釣りにはさまざまなジンクスや定説があるが、朱鞠内湖では「最初に渡船を降りた場所が釣れる」と、まことしやかに囁かれているものがある。
これは、数々の苦難とともに、私が身をもって証明してしまった事実である。
二〇一九年の春、珍しく目ぼしいポイントにはすべて釣り人が入っていた朱鞠内湖で、漁協の方の薦めもあり、我々は藤原島に渡ることにした。
藤原島は、朱鞠内湖の中でも最大級の島である。弁天島との間には、かつてこの地にあった河川の本流が流れていたらしい。
今にして思えば、やめておいたほうが良かったのであるが、渡船から見た気になるポイントがあったこともあり、私はこの島を一周してみることに決めた。
FさんとMさんが各々で釣りを始めるなか、目指すポイントに辿り着くべく、私は彼らを横目に早々に移動を開始したのだった。
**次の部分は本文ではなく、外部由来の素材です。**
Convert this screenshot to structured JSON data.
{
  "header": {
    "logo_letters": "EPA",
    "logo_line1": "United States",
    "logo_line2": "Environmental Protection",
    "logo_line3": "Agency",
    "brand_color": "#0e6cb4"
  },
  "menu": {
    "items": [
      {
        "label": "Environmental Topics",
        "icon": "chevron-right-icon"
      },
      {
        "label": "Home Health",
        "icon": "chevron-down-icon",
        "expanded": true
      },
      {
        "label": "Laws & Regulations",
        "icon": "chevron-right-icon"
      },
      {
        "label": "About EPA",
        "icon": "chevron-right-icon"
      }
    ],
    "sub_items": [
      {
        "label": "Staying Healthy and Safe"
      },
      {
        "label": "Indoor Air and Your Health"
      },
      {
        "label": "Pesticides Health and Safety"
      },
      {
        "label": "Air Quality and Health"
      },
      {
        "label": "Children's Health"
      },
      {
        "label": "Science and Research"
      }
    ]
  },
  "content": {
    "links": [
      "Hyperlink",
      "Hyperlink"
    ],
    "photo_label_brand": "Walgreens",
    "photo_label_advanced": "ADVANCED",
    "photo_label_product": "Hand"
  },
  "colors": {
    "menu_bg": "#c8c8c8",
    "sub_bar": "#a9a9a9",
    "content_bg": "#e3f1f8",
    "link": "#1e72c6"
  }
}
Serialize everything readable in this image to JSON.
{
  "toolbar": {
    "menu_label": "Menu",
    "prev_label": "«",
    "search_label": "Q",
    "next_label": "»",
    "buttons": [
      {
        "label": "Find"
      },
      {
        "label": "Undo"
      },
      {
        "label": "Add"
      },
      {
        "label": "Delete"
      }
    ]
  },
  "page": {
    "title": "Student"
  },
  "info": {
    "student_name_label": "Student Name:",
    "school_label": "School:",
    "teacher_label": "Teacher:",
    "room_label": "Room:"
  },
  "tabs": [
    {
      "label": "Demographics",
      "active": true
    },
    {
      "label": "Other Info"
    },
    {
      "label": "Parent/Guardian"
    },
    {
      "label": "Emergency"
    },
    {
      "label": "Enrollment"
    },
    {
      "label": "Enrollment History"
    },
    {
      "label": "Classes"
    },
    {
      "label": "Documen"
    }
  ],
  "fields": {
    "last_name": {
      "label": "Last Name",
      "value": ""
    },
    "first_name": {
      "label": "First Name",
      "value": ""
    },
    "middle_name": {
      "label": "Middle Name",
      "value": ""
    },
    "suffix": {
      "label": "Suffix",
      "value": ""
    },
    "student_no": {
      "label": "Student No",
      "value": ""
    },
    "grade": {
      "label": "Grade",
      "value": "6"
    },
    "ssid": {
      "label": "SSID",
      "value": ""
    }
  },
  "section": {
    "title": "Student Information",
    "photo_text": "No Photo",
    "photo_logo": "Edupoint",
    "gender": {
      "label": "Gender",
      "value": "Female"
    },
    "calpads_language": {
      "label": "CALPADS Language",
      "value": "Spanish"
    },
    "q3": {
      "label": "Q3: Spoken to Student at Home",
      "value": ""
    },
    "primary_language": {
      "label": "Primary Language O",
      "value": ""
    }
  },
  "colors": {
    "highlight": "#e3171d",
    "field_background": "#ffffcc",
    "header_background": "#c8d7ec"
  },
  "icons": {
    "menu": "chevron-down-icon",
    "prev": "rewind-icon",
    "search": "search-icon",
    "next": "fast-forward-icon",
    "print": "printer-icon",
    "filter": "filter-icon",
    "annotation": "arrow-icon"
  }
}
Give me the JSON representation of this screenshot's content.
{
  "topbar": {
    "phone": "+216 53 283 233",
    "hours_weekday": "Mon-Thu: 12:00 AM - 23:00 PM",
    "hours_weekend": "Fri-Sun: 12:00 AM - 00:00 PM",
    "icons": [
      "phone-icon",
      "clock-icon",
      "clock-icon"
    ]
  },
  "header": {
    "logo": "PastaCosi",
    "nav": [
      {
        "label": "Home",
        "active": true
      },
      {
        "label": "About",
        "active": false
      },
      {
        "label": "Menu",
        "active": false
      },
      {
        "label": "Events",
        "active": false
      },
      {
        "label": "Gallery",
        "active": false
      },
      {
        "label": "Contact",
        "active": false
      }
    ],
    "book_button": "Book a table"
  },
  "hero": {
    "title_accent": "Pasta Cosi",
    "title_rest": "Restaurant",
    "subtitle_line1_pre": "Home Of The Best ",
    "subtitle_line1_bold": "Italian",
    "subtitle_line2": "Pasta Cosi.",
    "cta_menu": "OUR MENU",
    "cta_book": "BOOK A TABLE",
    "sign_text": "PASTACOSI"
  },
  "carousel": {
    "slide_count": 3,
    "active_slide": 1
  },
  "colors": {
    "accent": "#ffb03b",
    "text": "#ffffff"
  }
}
最初の難関は、最奥部に落葉の腐敗したデトリタスが堆積したワンドである。
体重をかけると、ウェーダーを履いた足がずぶりずぶりと沈んでいく。
が、結果として、ここは大きな苦労をすることもなく踏破することができた。
だがこの後、移動のショートカットを試みたのが、最初の過ちだった。
先程のワンドの最奥部に雪代水が流れた跡があり、獣道の様相を呈しているため、これに沿って斜面を登ることで、移動距離を短縮できると目論んだのである。
ところが、いざ登り始めてみると、雪代水が涸れたのはだいぶ以前のことのようで、繁茂した草が流跡を覆ってしまっている。
しかし、戻ろうにも既に結構な距離を進んでしまったので、今さら引き返す気にもなれない。
絡み合う蔓やクマザサを掻い潜り、ようやく岬の反対側に出られたものの、しかしそれは更なる苦難のはじまりであった。
藤原島を周回する途中、私が遭った憂き目の代表的なものを振り返ってみようと思う。
残雪のある斜面で滑って盛大に転ぶ。
急斜面の移動で咄嗟に掴んだのは、棘だらけのハマナスの木。
同じ木を跨ぐ際にも再び滑り、ウェーダー越しに棘が刺さる。
途中、目ぼしいポイントではキャストを繰り返したものの、全く反応なし。
挙句の果てに、まるで城壁のような湖岸の崖を、ロッドを片手に這うように進む羽目に陥った。
おまけに、足元の水深は深く、落水すれば足が着かずに溺れる危険があるだろう。
こうなると、もはや釣りをしているのか、命懸けで登山をしているのか、自分でも分からない。
そんな状況を嘲笑うかのように、足元で大きなアメマスが一度だけ派手なライズを残して泳ぎ去っていった。
眼前にワンドや岬が現れる度に、「あそこを周れば、ようやくこの島を一周だ」と安堵し、そして期待を裏切られる絶望感を何度味わっただろう。
岬を周り込むと、すぐにまた次の岬が現れる。
今にして思えば、よくロッドを折ったり、ウェーダーに穴を空けたりしなかったものだと思う。
結局、島を一周するのに2、3時間はかかってしまった。
一緒に渡ってきた二人は、まだ元の場所で釣りをしていた。
しかも、休憩がてら電話を始めたFさんの前で釣りを再開すると、最初に渡船を降りたあたりで、あっさりとイトウが釣れてしまったのだ。
これまでの苦難は、完全なる徒労に終わった。
実は、前年に藤原島を一周した同行者のMさんも、全く同じ経験をしたそうだ。
何だか報われない話ではあるのだが、考えてみれば藤原島以外の場所でも、最初の上陸ポイントで良く釣れることが、これまでも少なくなかった。
朱鞠内湖では、「渡船を降りた最初の場所が釣れる」という噂は、どうやら間違いではないようである。